General characteristics
- Class & type: Design 381 coastal freighter
- Tonnage: 560 GT
- Displacement: 480 long tons (490 t) (light); 610 long tons (620 t) (full load);
- Length: 180 ft (55 m)
- Beam: 32 ft (9.8 m)
- Draft: 7 ft (2.1 m) forward, 10 ft (3.0 m) aft (full load)
- Propulsion: 2 × GM6-278A diesel engines
- Speed: 10 knots (19 km/h; 12 mph) (max)
- Endurance: 5,000 nautical miles (9,300 km; 5,800 mi)
- Armament: 1 × 81 mm (3.2 in) mortar; .50 and .30 caliber machine guns;

= BRP Mangyan =

Auxiliary ship

BRP Mangyan (AS71) is an auxiliary ship of the Philippine Navy, formerly the freight supply ship U.S. Army FS-524, built for the United States Army during World War II.

==Service history==
The vessel was commissioned on 1 July 1944, manned by Coast Guard personnel, and assigned to the South-west Pacific and Western Pacific areas. She was decommissioned on 11 October 1945.

Later turned over to the United States Navy, then she was transferred to the Japan Maritime Self-Defense Force as JDS Miho (MST-472) on 31 March 1955. Together with her sistership JDS Nasami (MST-471, ex-FS-408), they converted to the minesweeper tender.
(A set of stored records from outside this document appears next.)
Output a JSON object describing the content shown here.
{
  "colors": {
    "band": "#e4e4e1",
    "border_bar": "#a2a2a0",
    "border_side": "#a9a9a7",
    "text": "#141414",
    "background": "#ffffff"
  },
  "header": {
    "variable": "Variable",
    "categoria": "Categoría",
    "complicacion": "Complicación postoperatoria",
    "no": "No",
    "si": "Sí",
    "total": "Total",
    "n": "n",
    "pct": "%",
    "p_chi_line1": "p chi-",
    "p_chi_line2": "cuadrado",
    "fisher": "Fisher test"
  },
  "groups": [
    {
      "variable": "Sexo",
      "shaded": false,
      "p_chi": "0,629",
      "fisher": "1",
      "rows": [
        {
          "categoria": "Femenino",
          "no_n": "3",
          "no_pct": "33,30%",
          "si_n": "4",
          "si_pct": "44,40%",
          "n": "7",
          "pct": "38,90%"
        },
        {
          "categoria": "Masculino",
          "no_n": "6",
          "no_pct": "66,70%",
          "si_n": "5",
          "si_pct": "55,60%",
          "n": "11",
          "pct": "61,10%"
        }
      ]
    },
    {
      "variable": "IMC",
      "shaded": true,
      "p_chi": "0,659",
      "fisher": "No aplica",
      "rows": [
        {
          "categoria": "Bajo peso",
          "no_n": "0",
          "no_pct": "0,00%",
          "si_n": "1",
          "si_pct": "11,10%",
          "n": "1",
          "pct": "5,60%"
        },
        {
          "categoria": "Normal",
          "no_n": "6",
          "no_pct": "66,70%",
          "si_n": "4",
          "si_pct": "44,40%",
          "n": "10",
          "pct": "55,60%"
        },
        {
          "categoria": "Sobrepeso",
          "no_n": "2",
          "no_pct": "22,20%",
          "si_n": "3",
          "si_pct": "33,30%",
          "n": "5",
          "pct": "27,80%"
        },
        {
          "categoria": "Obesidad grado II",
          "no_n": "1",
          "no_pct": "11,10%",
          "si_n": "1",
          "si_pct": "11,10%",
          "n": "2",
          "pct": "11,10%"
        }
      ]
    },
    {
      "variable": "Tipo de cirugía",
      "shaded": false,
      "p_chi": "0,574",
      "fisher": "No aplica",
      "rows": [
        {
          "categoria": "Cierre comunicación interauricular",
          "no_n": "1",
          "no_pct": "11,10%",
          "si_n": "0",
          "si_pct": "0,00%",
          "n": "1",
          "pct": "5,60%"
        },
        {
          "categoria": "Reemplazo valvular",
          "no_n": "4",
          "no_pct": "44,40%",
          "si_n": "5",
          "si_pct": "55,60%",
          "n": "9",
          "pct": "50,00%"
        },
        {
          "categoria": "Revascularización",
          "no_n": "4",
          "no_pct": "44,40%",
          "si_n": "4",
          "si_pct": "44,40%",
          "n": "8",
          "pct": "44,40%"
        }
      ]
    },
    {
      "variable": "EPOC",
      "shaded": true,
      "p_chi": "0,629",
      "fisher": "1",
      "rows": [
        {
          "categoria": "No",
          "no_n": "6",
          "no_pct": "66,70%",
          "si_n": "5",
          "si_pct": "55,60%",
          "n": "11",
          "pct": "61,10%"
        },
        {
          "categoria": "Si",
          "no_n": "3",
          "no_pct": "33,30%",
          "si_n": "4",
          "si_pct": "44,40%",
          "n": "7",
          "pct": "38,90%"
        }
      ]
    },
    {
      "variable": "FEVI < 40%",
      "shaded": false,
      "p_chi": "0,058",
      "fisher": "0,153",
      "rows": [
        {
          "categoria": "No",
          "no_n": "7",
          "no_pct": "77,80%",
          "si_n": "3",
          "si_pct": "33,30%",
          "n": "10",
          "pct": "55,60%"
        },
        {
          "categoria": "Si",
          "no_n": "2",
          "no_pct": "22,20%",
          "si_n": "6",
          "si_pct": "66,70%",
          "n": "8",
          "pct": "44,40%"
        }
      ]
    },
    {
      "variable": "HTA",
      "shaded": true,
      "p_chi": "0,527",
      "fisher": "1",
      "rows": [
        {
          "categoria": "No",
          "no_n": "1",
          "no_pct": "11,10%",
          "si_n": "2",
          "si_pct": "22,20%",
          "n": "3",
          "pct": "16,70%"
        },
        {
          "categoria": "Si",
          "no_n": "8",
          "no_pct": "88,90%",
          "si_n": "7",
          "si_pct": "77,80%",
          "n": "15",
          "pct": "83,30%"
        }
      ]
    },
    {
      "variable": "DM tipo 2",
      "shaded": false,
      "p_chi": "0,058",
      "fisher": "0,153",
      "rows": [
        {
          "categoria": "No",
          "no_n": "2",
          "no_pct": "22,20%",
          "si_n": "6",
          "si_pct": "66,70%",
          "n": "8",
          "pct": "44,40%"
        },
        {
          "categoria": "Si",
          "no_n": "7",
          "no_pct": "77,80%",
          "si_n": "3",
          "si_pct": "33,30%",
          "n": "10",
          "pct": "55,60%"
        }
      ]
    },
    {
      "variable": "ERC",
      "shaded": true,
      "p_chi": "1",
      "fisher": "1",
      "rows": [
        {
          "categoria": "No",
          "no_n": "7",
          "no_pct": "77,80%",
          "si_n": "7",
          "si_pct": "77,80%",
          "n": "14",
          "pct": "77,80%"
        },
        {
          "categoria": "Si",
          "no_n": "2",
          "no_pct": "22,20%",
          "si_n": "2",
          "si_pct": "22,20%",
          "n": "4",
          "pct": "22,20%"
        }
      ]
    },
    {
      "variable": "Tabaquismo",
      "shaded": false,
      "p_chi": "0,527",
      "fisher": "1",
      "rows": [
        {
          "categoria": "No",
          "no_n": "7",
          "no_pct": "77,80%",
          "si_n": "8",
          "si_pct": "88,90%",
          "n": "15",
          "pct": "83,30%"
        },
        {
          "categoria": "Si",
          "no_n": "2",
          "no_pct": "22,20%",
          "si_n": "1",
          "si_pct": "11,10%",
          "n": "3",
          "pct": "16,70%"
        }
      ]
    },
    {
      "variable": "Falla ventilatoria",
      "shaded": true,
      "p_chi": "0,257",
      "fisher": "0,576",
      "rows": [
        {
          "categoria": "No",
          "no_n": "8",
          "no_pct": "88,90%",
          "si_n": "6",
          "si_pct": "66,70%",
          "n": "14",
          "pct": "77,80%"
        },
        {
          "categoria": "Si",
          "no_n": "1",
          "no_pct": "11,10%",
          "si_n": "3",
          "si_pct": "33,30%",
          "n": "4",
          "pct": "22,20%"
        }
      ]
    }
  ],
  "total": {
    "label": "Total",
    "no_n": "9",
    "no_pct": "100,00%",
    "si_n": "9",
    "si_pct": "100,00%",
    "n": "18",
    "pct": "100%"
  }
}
Miho was used in minesweeping missions and limited transport services until 1974.

The Philippine government acquired the ship through Foreign Military Sales (FMS) from the United States government. She underwent extensive repairs at the Maebata Shipbuilding Inc. in Sasebo, Japan in 1978 until she was finally turned over to the Philippine Navy. On 27 March 1979, she was commissioned as BRP Mangyan (AS71) named after the Mangyan peoples, an ethnic minority on Mindoro island.